The two-point win, a result which secures a meeting with Galway in a repeat of last year’s final, will certainly bring on a Kilkenny team who had a lengthy lay-off between games after bypassing the quarter-final stage of the championship.
“We’ve had some great in-house games, but nothing compares to championship and 60 minutes of knockout camogie,” said Dalton. “It’s do or die if you don’t perform – if you don’t put in a shift you’re out.
“With Covid this year we couldn’t get the challenge games over the past few weeks.
I reckon Cork going 1-3 up (in the early stages) was because we came into the game a little cold, but we got to grips with their game and it came our way in the end.”

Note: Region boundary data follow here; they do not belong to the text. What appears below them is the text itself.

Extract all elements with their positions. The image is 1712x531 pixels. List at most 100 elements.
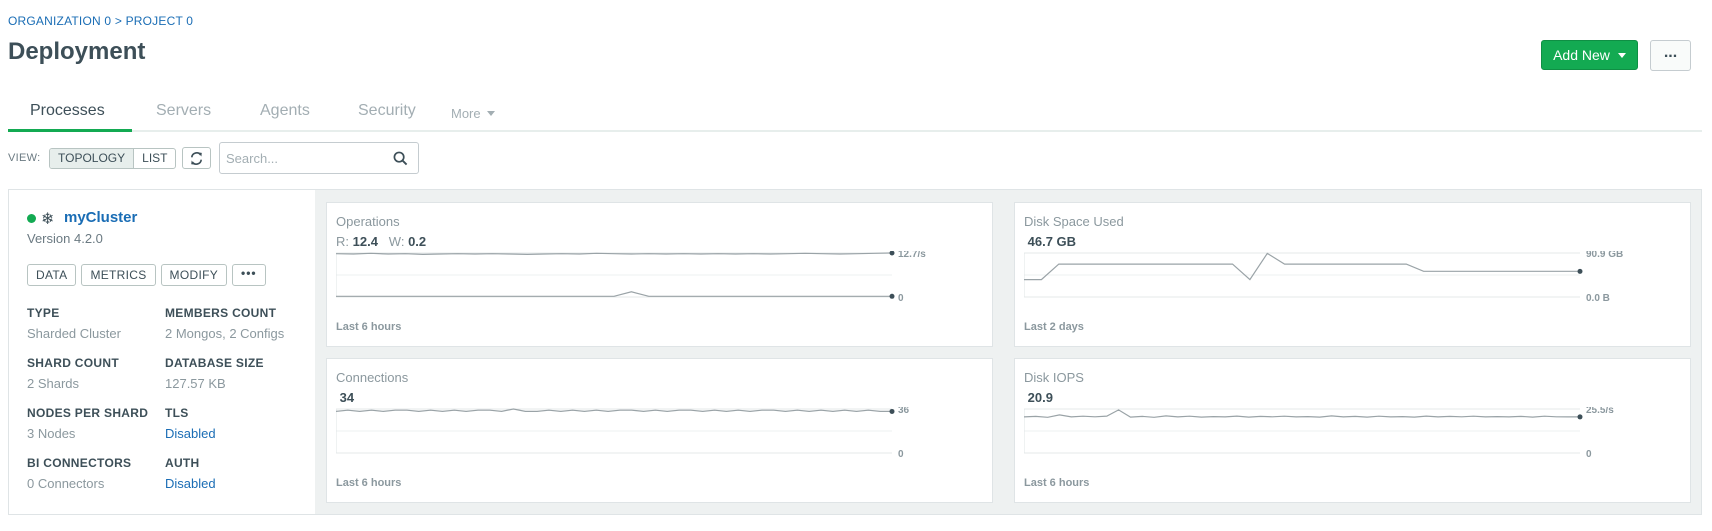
disk-iops-chart-panel[interactable]: Disk IOPS 20.9 25.5/s 0 Last 6 hours	[1014, 358, 1691, 503]
tab-servers[interactable]: Servers	[156, 102, 211, 120]
prop-bi-connectors: BI CONNECTORS 0 Connectors	[27, 456, 131, 491]
write-label: W:	[388, 234, 405, 249]
tab-more-label: More	[451, 106, 481, 121]
chart-title: Operations	[336, 214, 400, 229]
sharded-cluster-icon: ❄	[41, 211, 55, 228]
cluster-actions: DATA METRICS MODIFY •••	[27, 264, 266, 286]
tab-security[interactable]: Security	[358, 102, 416, 120]
tls-disabled-link[interactable]: Disabled	[165, 426, 216, 441]
search-icon[interactable]	[393, 151, 408, 166]
cluster-info-panel: ❄ myCluster Version 4.2.0 DATA METRICS M…	[9, 190, 315, 514]
prop-label: AUTH	[165, 456, 200, 470]
y-max-label: 12.7/s	[898, 251, 926, 260]
cluster-name-link[interactable]: myCluster	[64, 209, 137, 226]
series-line-1	[336, 291, 892, 297]
prop-value: 127.57 KB	[165, 376, 226, 391]
view-list-button[interactable]: LIST	[134, 149, 175, 168]
chart-footer: Last 6 hours	[336, 477, 402, 489]
prop-value: 3 Nodes	[27, 426, 76, 441]
breadcrumb-org[interactable]: ORGANIZATION 0	[8, 14, 111, 28]
chart-title: Connections	[336, 370, 409, 385]
status-dot	[27, 214, 36, 223]
y-min-label: 0	[898, 449, 904, 460]
read-value: 12.4	[352, 234, 378, 249]
prop-value: 2 Shards	[27, 376, 80, 391]
chart-value: 34	[339, 390, 355, 405]
search-box	[219, 142, 419, 174]
series-line-0	[1024, 252, 1580, 281]
prop-label: DATABASE SIZE	[165, 356, 264, 370]
add-new-button[interactable]: Add New	[1541, 40, 1638, 70]
series-end-dot-0	[889, 408, 895, 414]
series-end-dot-0	[1577, 414, 1583, 420]
prop-label: TLS	[165, 406, 189, 420]
chart-value: 46.7 GB	[1027, 234, 1077, 249]
y-min-label: 0.0 B	[1586, 293, 1610, 304]
prop-auth: AUTH Disabled	[165, 456, 216, 491]
series-end-dot-1	[889, 293, 895, 299]
breadcrumb-project[interactable]: PROJECT 0	[126, 14, 194, 28]
view-topology-button[interactable]: TOPOLOGY	[50, 149, 135, 168]
tab-processes[interactable]: Processes	[30, 102, 105, 120]
chart-footer: Last 2 days	[1024, 321, 1084, 333]
search-input[interactable]	[226, 149, 386, 167]
prop-value: Sharded Cluster	[27, 326, 121, 341]
breadcrumb: ORGANIZATION 0 > PROJECT 0	[8, 14, 193, 28]
refresh-button[interactable]	[182, 147, 211, 169]
disk-iops-chart: 25.5/s 0	[1024, 407, 1614, 460]
prop-shard-count: SHARD COUNT 2 Shards	[27, 356, 119, 391]
tab-agents[interactable]: Agents	[260, 102, 310, 120]
auth-disabled-link[interactable]: Disabled	[165, 476, 216, 491]
active-tab-indicator	[8, 129, 132, 132]
prop-label: TYPE	[27, 306, 60, 320]
write-value: 0.2	[408, 234, 427, 249]
metrics-button[interactable]: METRICS	[81, 264, 156, 286]
cluster-version: Version 4.2.0	[27, 231, 103, 246]
cluster-more-button[interactable]: •••	[232, 264, 266, 286]
caret-down-icon	[486, 111, 495, 116]
view-toggle: TOPOLOGY LIST	[49, 148, 177, 169]
prop-members-count: MEMBERS COUNT 2 Mongos, 2 Configs	[165, 306, 284, 341]
caret-down-icon	[1617, 52, 1626, 58]
series-end-dot-0	[1577, 268, 1583, 274]
chart-readout: 46.7 GB	[1024, 234, 1076, 249]
y-max-label: 25.5/s	[1586, 407, 1614, 416]
series-line-0	[1024, 409, 1580, 418]
chart-title: Disk IOPS	[1024, 370, 1084, 385]
tab-more-dropdown[interactable]: More	[451, 106, 495, 121]
prop-value: 2 Mongos, 2 Configs	[165, 326, 285, 341]
y-min-label: 0	[1586, 449, 1592, 460]
operations-chart: 12.7/s 0	[336, 251, 926, 304]
chart-footer: Last 6 hours	[336, 321, 402, 333]
read-label: R:	[336, 234, 349, 249]
series-end-dot-0	[889, 251, 895, 256]
chart-title: Disk Space Used	[1024, 214, 1124, 229]
chart-readout: 34	[336, 390, 354, 405]
prop-tls: TLS Disabled	[165, 406, 216, 441]
connections-chart-panel[interactable]: Connections 34 36 0 Last 6 hours	[326, 358, 993, 503]
cluster-card: ❄ myCluster Version 4.2.0 DATA METRICS M…	[8, 189, 1702, 515]
refresh-icon	[190, 151, 203, 165]
prop-nodes-per-shard: NODES PER SHARD 3 Nodes	[27, 406, 148, 441]
add-new-label: Add New	[1553, 47, 1610, 63]
prop-type: TYPE Sharded Cluster	[27, 306, 121, 341]
disk-space-chart: 90.9 GB 0.0 B	[1024, 251, 1623, 304]
prop-value: 0 Connectors	[27, 476, 105, 491]
view-label: VIEW:	[8, 152, 41, 164]
disk-space-chart-panel[interactable]: Disk Space Used 46.7 GB 90.9 GB 0.0 B Las…	[1014, 202, 1691, 347]
chart-footer: Last 6 hours	[1024, 477, 1090, 489]
connections-chart: 36 0	[336, 407, 910, 460]
breadcrumb-separator: >	[114, 14, 123, 28]
prop-database-size: DATABASE SIZE 127.57 KB	[165, 356, 264, 391]
chart-value: 20.9	[1027, 390, 1053, 405]
more-options-button[interactable]: ...	[1650, 40, 1691, 71]
y-max-label: 36	[898, 407, 910, 416]
operations-chart-panel[interactable]: Operations R: 12.4 W: 0.2 12.7/s 0 Last 6…	[326, 202, 993, 347]
tab-bar: Processes Servers Agents Security More	[8, 96, 1702, 132]
prop-label: MEMBERS COUNT	[165, 306, 277, 320]
chart-readout: R: 12.4 W: 0.2	[336, 234, 426, 249]
prop-label: SHARD COUNT	[27, 356, 119, 370]
data-button[interactable]: DATA	[27, 264, 77, 286]
modify-button[interactable]: MODIFY	[160, 264, 228, 286]
prop-label: BI CONNECTORS	[27, 456, 132, 470]
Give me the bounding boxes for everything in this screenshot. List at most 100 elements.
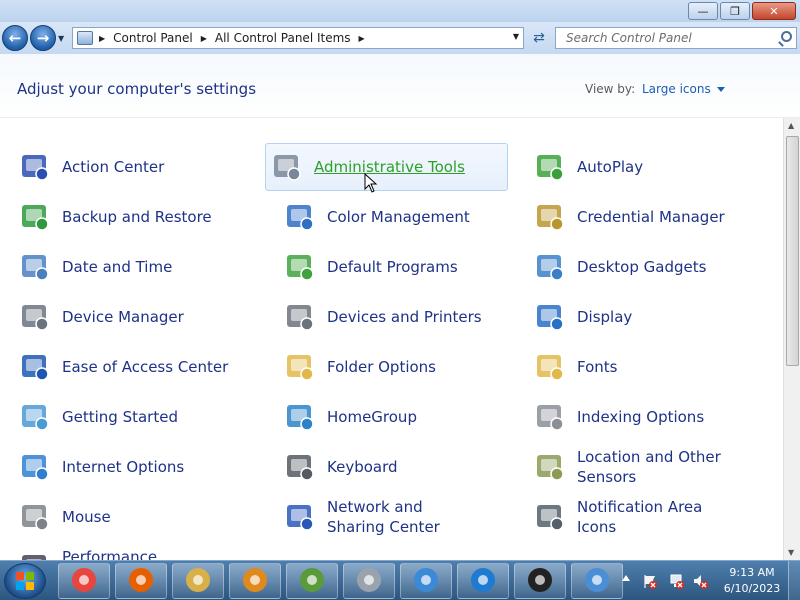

Much of Kilkenny’s recovery came through Dalton’s first half goal, a score which fired the Cats ahead for the first time close to the interval.
“I remember catching the ball and thinking ‘I’m going to made fun of now because I don’t catch too many’ but whatever about my goal Miriam’s was more important as that was the difference between winning and losing at the end,” she said.
“We’re forwards – we’re there to do a job,” she added with a smile. “As Roy Keane says you don’t pat the postman on the back for delivering the mail!”
The smile with the Keane reference spoke volumes of a player who is just grateful to able to play games in the midst of the coronavirus pandemic.
“We’re just fortunate to be able to play in these strange times,” she said of the senior side.
“There are under-age players who can’t play and our own intermediate side who have been pulled out of their competition, so we can’t take anything for granted.
You have to go to every training session and enjoy it. We want to win games, of course, but you have to enjoy yourself too.”
Enjoying the games is hugely important for Dalton. The idea of reaching finals and avenging previous losses? Not as much…
“The media play into a little, referring to how we’ve lost so many finals, but when we’re there we only think about 2020,” she said.
“If you think about any other year you’re thinking in the past and that’s no use to you when you go out on a pitch.
“The aim every year is to be in the All-Ireland final,” she said.
“It’s the day on the calendar for every player, from when you start playing as a child – that’s the aim.
It’s great to be back there, but it’s no use unless you win. That’s the focus for this year and every year. We fell short last year; now we have to push it on and focus solely on 2020.
“It’s not about last year or next year,” she added. “It’s about 2020 to us. If you play any other game bar the one in front of you, well you’ve no chance. December 12 is the only game we’ll be thinking about.”